Once promising designs are generated, they need to be tested – virtually, that is. 

“This isn’t easy,” said Dey. “Basically, testing every design is a really complex physics problem. You have this UAV design, and it has lift, drag, aerodynamics, all that stuff — so how do you know if it’s going to actually fly?”

This is where simulation via surrogate modeling and Koopman Theory comes in. Traditionally, simulating a UAV’s flight dynamics, lift, drag, and other factors is computationally expensive and slow. The surrogate modeling technique, particularly Galois’s novel use of Koopman Theory, used AI and deep learning to facilitate the creation of simplified models (surrogates) that could predict system behavior more quickly than full simulations. Think of it as a “virtual wind tunnel” that speeds up design validation. This not only made the tests faster but also enabled simulations under theoretical conditions that are difficult or impossible to replicate physically—such as the pressure of a submarine at unknown depths.

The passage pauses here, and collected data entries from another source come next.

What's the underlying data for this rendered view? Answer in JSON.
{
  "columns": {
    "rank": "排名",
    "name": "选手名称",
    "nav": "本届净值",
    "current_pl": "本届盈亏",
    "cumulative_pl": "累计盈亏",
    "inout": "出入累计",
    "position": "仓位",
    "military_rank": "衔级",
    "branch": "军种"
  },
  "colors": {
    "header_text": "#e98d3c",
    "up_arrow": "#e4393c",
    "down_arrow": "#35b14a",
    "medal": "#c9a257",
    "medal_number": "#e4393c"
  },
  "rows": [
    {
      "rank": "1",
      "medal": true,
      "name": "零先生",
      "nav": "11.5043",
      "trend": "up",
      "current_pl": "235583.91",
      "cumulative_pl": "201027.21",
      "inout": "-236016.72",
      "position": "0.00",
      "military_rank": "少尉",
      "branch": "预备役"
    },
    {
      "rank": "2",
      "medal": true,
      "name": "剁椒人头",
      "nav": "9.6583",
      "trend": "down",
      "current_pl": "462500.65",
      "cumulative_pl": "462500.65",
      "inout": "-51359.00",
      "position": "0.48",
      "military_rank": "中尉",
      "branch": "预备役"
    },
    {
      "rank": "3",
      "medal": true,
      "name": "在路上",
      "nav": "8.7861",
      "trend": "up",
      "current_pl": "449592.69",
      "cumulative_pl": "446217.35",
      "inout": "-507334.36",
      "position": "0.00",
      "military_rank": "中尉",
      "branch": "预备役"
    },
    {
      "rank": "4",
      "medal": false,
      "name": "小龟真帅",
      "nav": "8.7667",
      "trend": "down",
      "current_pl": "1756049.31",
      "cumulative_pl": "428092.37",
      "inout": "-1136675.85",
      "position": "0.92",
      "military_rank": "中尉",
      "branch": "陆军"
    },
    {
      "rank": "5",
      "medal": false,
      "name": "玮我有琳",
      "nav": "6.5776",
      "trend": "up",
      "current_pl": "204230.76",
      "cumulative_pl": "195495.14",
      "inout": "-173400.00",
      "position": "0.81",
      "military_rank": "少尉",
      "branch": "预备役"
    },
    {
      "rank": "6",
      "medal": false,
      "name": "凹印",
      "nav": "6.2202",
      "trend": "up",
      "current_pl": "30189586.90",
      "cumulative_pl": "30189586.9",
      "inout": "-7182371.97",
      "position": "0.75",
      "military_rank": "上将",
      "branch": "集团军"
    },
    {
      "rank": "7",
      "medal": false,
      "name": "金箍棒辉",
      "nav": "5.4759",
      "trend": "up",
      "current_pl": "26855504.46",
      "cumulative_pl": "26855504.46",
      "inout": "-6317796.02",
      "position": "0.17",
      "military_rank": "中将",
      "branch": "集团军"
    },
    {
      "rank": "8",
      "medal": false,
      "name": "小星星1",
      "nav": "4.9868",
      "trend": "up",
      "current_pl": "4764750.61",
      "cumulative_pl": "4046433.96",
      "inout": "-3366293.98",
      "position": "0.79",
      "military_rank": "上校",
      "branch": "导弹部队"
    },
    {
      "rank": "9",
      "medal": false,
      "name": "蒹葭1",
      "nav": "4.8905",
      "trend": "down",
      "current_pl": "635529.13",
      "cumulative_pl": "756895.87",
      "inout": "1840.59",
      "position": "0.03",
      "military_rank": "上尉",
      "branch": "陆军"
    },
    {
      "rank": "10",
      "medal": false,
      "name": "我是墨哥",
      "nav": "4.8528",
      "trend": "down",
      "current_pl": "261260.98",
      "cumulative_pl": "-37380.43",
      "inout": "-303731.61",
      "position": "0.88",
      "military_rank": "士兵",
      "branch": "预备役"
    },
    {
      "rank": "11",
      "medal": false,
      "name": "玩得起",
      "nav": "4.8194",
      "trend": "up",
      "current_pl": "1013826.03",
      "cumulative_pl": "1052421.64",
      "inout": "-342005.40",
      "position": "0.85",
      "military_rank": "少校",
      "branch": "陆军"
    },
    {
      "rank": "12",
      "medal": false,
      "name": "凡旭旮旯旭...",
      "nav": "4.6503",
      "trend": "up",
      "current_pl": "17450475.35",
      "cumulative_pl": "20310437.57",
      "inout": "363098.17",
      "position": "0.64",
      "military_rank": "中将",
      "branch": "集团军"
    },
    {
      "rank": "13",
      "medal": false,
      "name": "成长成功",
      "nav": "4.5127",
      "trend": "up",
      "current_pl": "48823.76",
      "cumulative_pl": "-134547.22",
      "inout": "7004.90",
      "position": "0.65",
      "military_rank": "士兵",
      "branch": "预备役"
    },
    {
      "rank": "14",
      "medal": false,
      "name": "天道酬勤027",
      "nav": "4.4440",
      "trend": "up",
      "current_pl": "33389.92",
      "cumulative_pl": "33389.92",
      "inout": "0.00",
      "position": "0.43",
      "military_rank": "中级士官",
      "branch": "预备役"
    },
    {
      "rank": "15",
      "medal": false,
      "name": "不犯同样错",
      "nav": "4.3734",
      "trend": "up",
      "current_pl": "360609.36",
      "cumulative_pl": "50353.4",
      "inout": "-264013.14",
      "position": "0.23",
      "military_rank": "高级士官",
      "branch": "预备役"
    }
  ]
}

The result was DLKoopman: a complete piece of software (an open-source Python package) that can not only efficiently simulate the performance of novel UAV designs, but which is generalizable to a widespread variety of systems found in physics, engineering, and beyond, differentiating it from previous efforts to model complex systems and making the potential for practical applications nearly limitless.

The Larger Impact

The wider implications of this project can’t be overstated. By automating and improving the design and testing phases of cyber-physical systems, developers can create more diverse, efficient, and high-performing designs faster and cheaper. These innovations hold promise not just for UAVs, but for other industries requiring complex system designs, such as aerospace, automotive, and even medical devices. 

Seamless, rapid vehicle (and other cyber-physical system) customization is no longer confined to the realm of video games. With ESSENCE, Galois has developed an innovative solution to our “need for speed.”